We want to give you information and criteria for you to choose the paddle that best suits your level and the type of Stand Up Paddleboarding that you practice.
Types of SUP oars
By building material
Oars can be made out of different materials such as aluminum, plastic, fiberglass, carbon, Kevlar and wood. The difference between the materials that make up an oar can be quite noticeable, even if the oars are made with mixed materials. The most common is carbon, for its particularly light weight, and the advantages of offering high rigidity and a good “memory” (the material can be bent or deformed slightly, always returning to its original shape).
Fiberglass is a cheaper material and it usually bends more while rowing, making the movements softer. Aluminum oars are rigid enough for their size but compared to the other options they are heavier and, due to their properties, they tend to bend or even break in half.
Kevlar is a material with a high tensile strength, five times stronger than iron and lighter than carbon. It also offers a very high impact resistance and tear, but it is one of the most expensive materials.
Wood is the pioneer material, the original one, one that always floats and one that, within its weight and delicacy, is quite strong.
An important detail regarding the materials is their buoyancy, in the case of aluminum it’s advisable to include a rubber piece on the shaft that allows the paddle to float. The other materials have a high buoyancy, being second only to wood.

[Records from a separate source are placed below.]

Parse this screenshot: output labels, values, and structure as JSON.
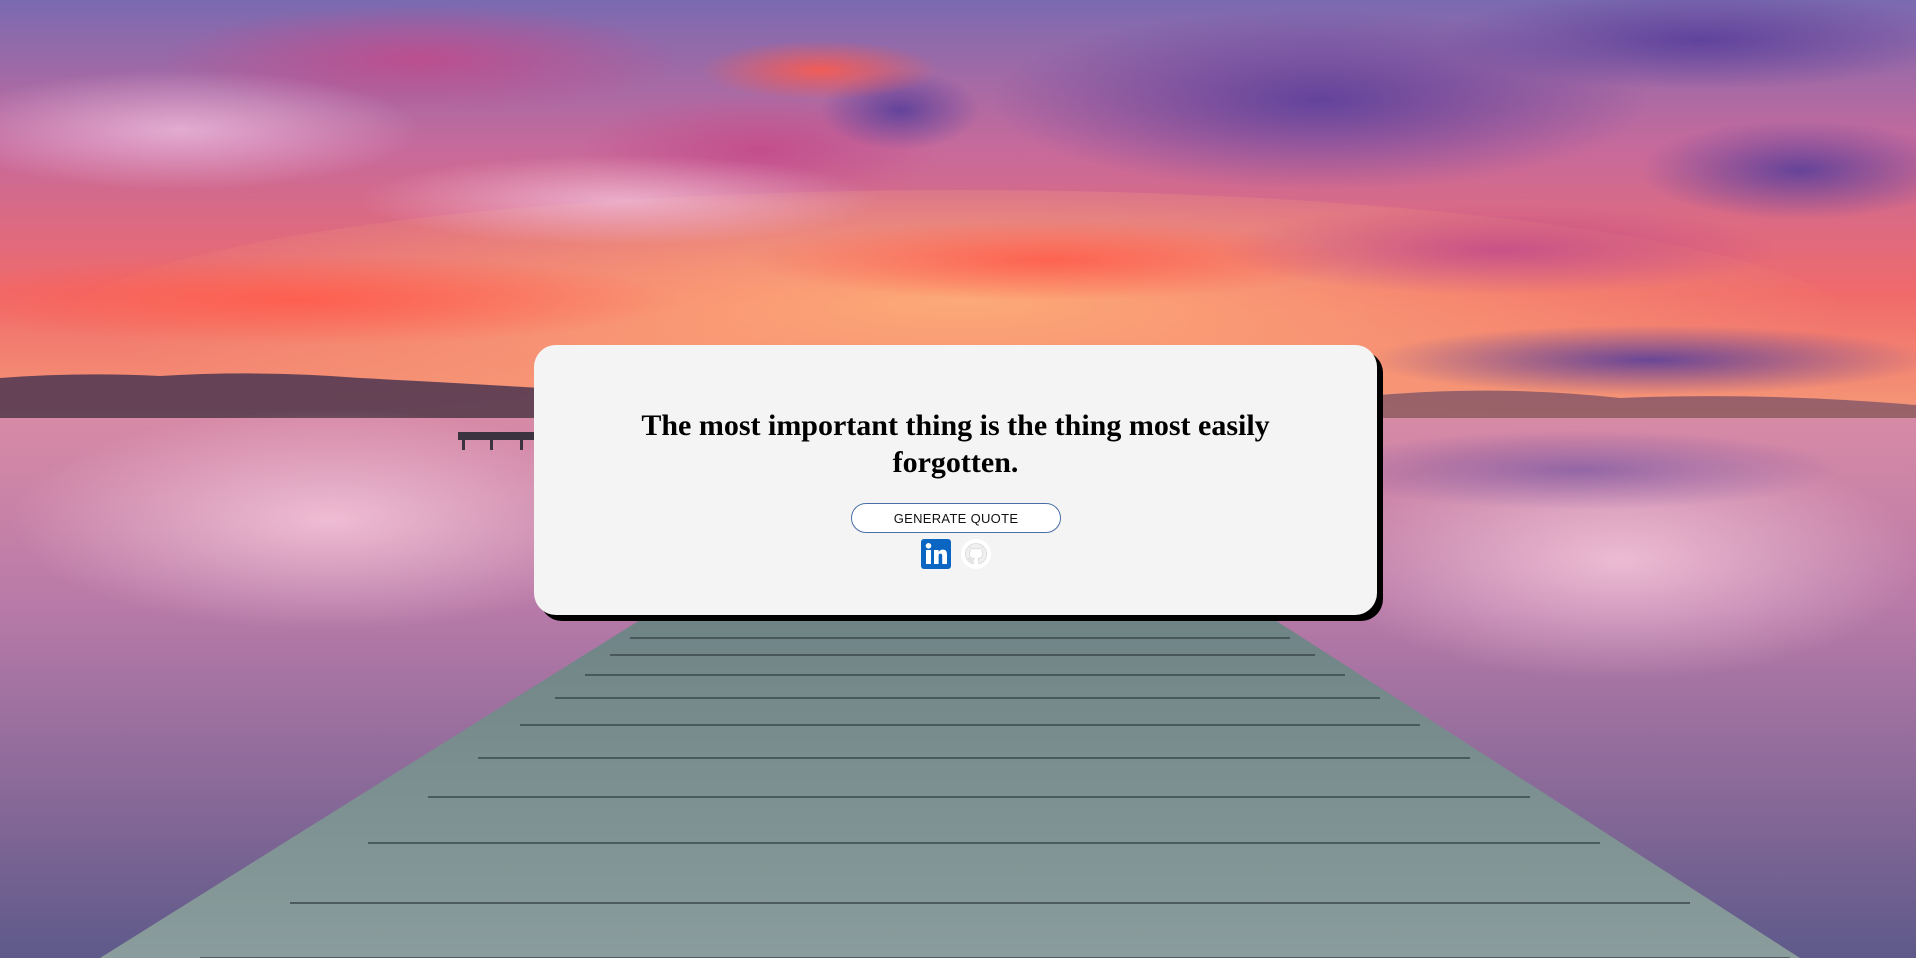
{
  "quote": {
    "text": "The most important thing is the thing most easily forgotten."
  },
  "actions": {
    "generate_label": "GENERATE QUOTE"
  },
  "socials": [
    {
      "icon": "linkedin-icon",
      "color": "#0a66c2"
    },
    {
      "icon": "github-icon",
      "color": "#ffffff"
    }
  ],
  "colors": {
    "card_background": "#f4f4f4",
    "card_shadow": "#000000",
    "button_border": "#4a6fa5"
  }
}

Currently we have paddles of pure carbon, made only of wood or only of glass fiber. This means that both the blade and spar are made out of the same material. Likewise, we can find hybrid oars on the market, such as ones with a fiber blade and aluminum pole or wooden and carbon blade and carbon pole. Another option is the Kevlar paddle with a carbon pole. Each brand has its own models and fabrications, always looking for a very flexible, strong oar, and as light as possible.
The materials have a high impact on the price of the oar. Full carbon oars are usually more expensive than aluminum ones. In between we can find fiber oars. Finally, the wooden ones are a little more expensive since they are usually handcrafted and custom made.

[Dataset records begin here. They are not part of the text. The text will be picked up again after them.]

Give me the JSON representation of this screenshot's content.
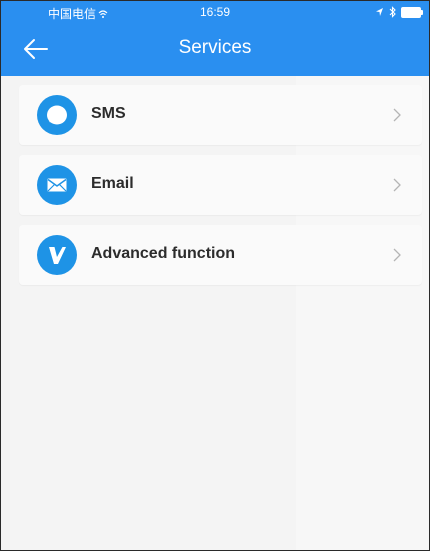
{
  "status_bar": {
    "carrier": "中国电信",
    "time": "16:59"
  },
  "header": {
    "title": "Services"
  },
  "items": [
    {
      "label": "SMS",
      "icon": "chat-bubble-icon"
    },
    {
      "label": "Email",
      "icon": "envelope-icon"
    },
    {
      "label": "Advanced function",
      "icon": "v-logo-icon"
    }
  ],
  "colors": {
    "accent": "#2a8ff0",
    "icon_bg": "#1e93e6",
    "background": "#f4f4f4"
  }
}
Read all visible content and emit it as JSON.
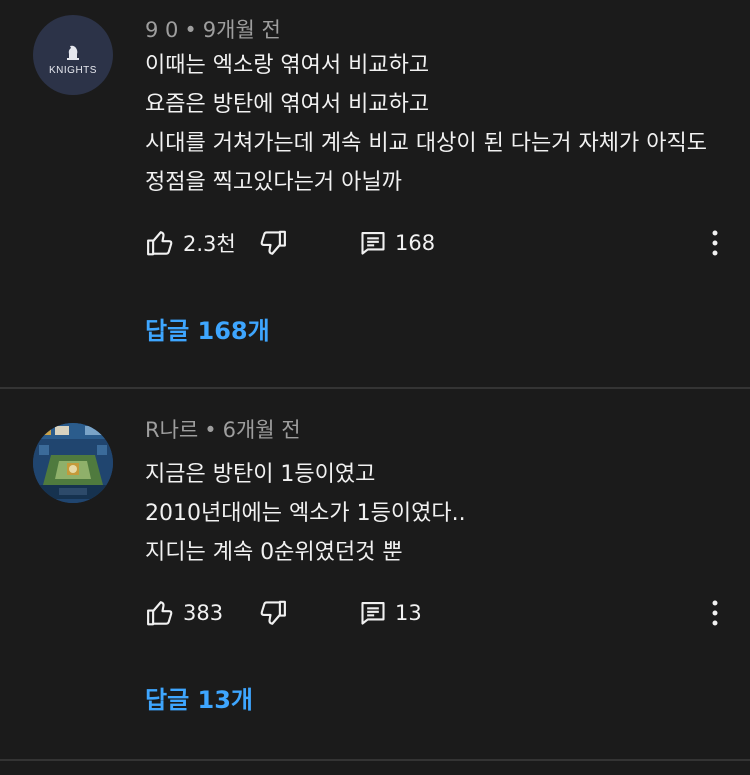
{
  "comments": [
    {
      "author": "9 0",
      "separator": "•",
      "time": "9개월 전",
      "avatar_text": "KNIGHTS",
      "lines": [
        "이때는 엑소랑 엮여서 비교하고",
        "요즘은 방탄에 엮여서 비교하고",
        "시대를 거쳐가는데 계속 비교 대상이 된 다는거 자체가 아직도",
        "정점을 찍고있다는거 아닐까"
      ],
      "likes": "2.3천",
      "reply_count": "168",
      "replies_label": "답글 168개"
    },
    {
      "author": "R나르",
      "separator": "•",
      "time": "6개월 전",
      "lines": [
        "지금은 방탄이 1등이였고",
        "2010년대에는 엑소가 1등이였다..",
        "지디는 계속 0순위였던것 뿐"
      ],
      "likes": "383",
      "reply_count": "13",
      "replies_label": "답글 13개"
    }
  ],
  "icons": {
    "like": "thumbs-up-icon",
    "dislike": "thumbs-down-icon",
    "reply": "comment-icon",
    "more": "more-vertical-icon"
  },
  "colors": {
    "background": "#1b1b1b",
    "text": "#f1f1f1",
    "meta": "#9e9e9e",
    "link": "#3ea6ff"
  }
}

SUP paddles can be purchased in two ways:
1. Fixed oars
Recommended for any type of person, this is the most common type of oar, albeit not commonly used by experts nor is the preferred choice for a beginner. When buying a fixed oar, it will always come uncut and with a loose knob. Therefore it is necessary to measure your SUP oar and depending on your ideal length, that’s how you should cut and paste the oar.
2. Adjustable oars
As the name suggests, these are not fixed and can be easily adjusted between two measures, which are usually between 170 cm to 210 cm and they can vary more or less 10 cm at each end. In the case of children, the oars are smaller while maintaining the adjustable feature that allows shortening and lengthening them to the desired size. The oars can come in two or three pieces; the latter differ from the former in that they have a fixed hitch that allows you to easily remove and put the blade back on, to reduce the size of the oar and simplify their transportation, for instance, inside the bag of an inflatable SUP board, with which you can even travel by plane.

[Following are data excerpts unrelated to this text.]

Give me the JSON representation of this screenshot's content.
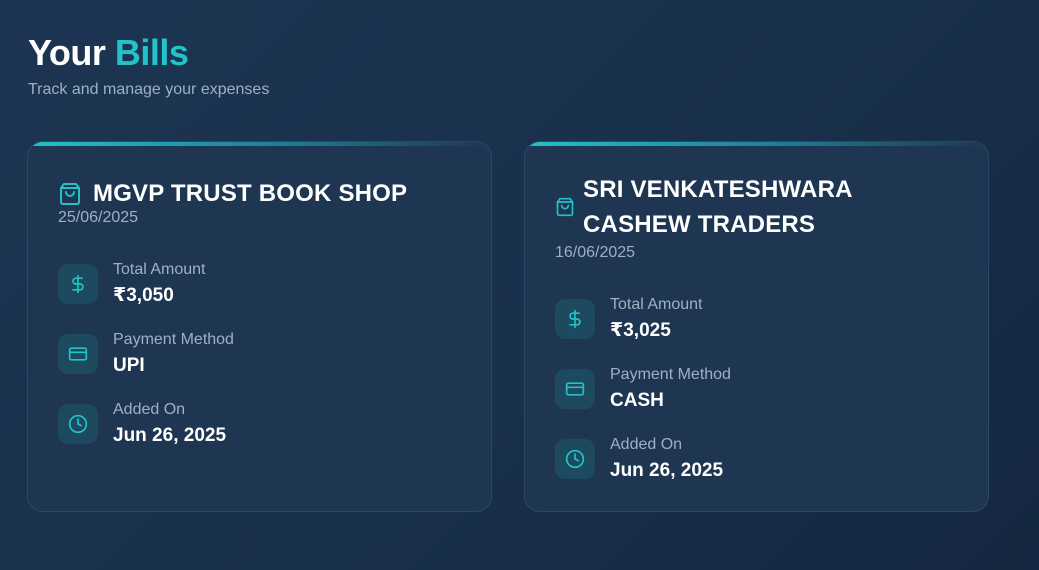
{
  "header": {
    "title_plain": "Your",
    "title_accent": "Bills",
    "subtitle": "Track and manage your expenses"
  },
  "colors": {
    "accent": "#22c2c8",
    "background": "#1b3350",
    "card": "#1e3651",
    "muted_text": "#9fb0c4"
  },
  "bills": [
    {
      "shop_name": "MGVP TRUST BOOK SHOP",
      "date": "25/06/2025",
      "total_label": "Total Amount",
      "total_value": "₹3,050",
      "payment_label": "Payment Method",
      "payment_value": "UPI",
      "added_label": "Added On",
      "added_value": "Jun 26, 2025"
    },
    {
      "shop_name_line1": "SRI VENKATESHWARA",
      "shop_name_line2": "CASHEW TRADERS",
      "date": "16/06/2025",
      "total_label": "Total Amount",
      "total_value": "₹3,025",
      "payment_label": "Payment Method",
      "payment_value": "CASH",
      "added_label": "Added On",
      "added_value": "Jun 26, 2025"
    }
  ],
  "icons": [
    "shopping-bag-icon",
    "dollar-icon",
    "credit-card-icon",
    "clock-icon"
  ]
}
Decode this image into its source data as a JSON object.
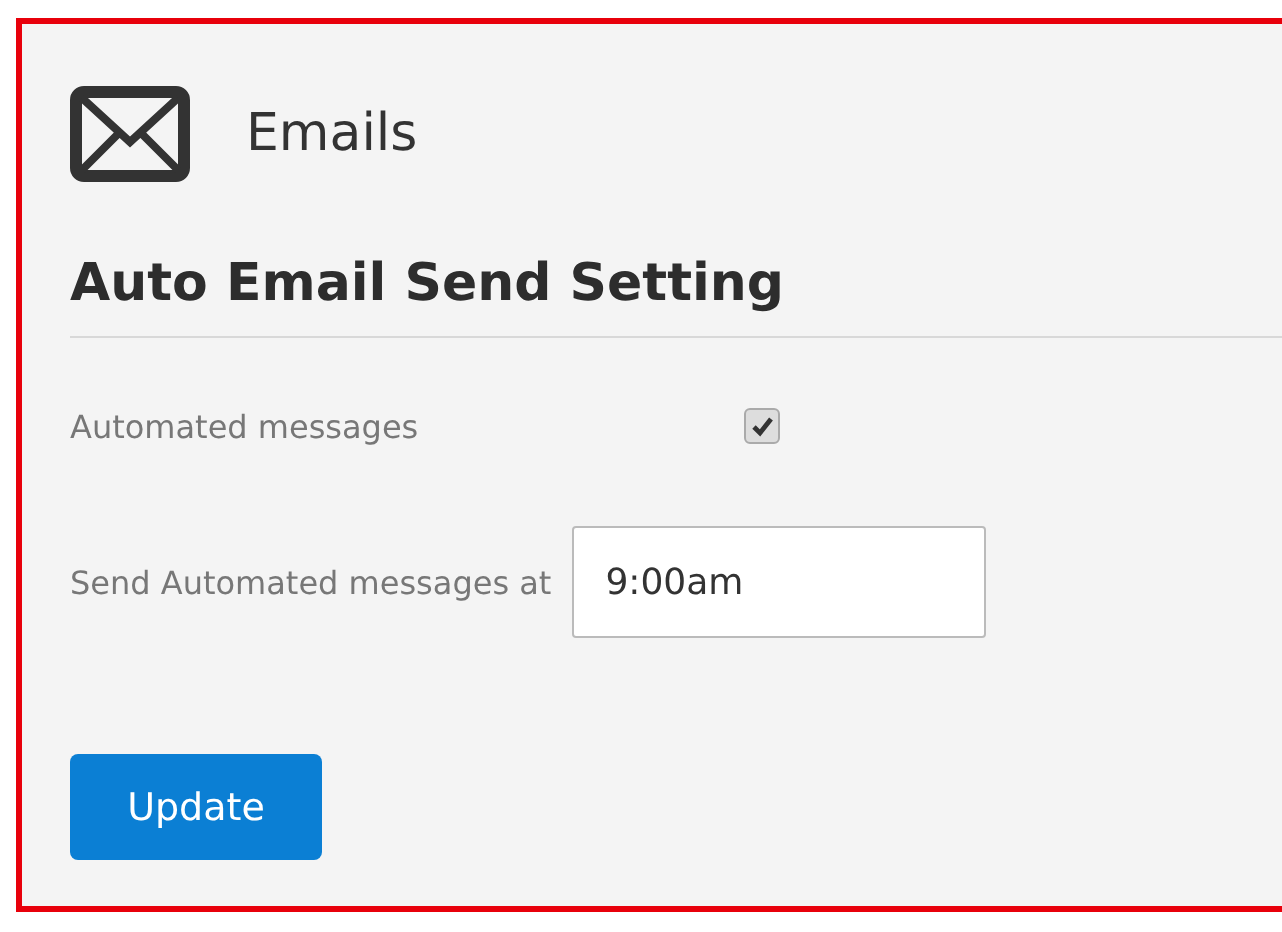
{
  "header": {
    "title": "Emails"
  },
  "section": {
    "heading": "Auto Email Send Setting"
  },
  "settings": [
    {
      "kind": "checkbox",
      "label": "Automated messages",
      "checked": true
    },
    {
      "kind": "text",
      "label": "Send Automated messages at",
      "value": "9:00am"
    }
  ],
  "buttons": [
    "Update"
  ]
}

Adjustable paddles are best suited for beginners and schools, most of these are made of aluminum, but there are also models of different brands in reinforced fiberglass and carbon.
Choose your oar according to their usage or modality of Stand Up Paddle
After reading about the materials and ways in which we can acquire an oar, we will focus on the use we will give to them according to the method in which we will practice Stand Up Paddleboarding.
- If we were to do short and sporadic trips, it would be best to opt for a fixed or adjustable aluminum or fiberglass oar.
- If we want versatility for both trips or small to medium waves, we can choose a fixed or adjustable fiberglass, carbon or hybrid oar.
- If we plan to do long journeys or medium to large waves, a fixed carbon, kevlar or wooden oar will be a good option to consider, assuming that the level of the user is medium to high. For beginners aiming to achieve more advanced levels we recommend a hybrid adjustable oar, to start moving in waves and make progressively longer trips.
- If you like to go on fast rivers with your board, the most recommended oars are fiber ones with a plastic paddle. If you have an aluminum oar, remember to put a rubber piece on the pole to get it to float.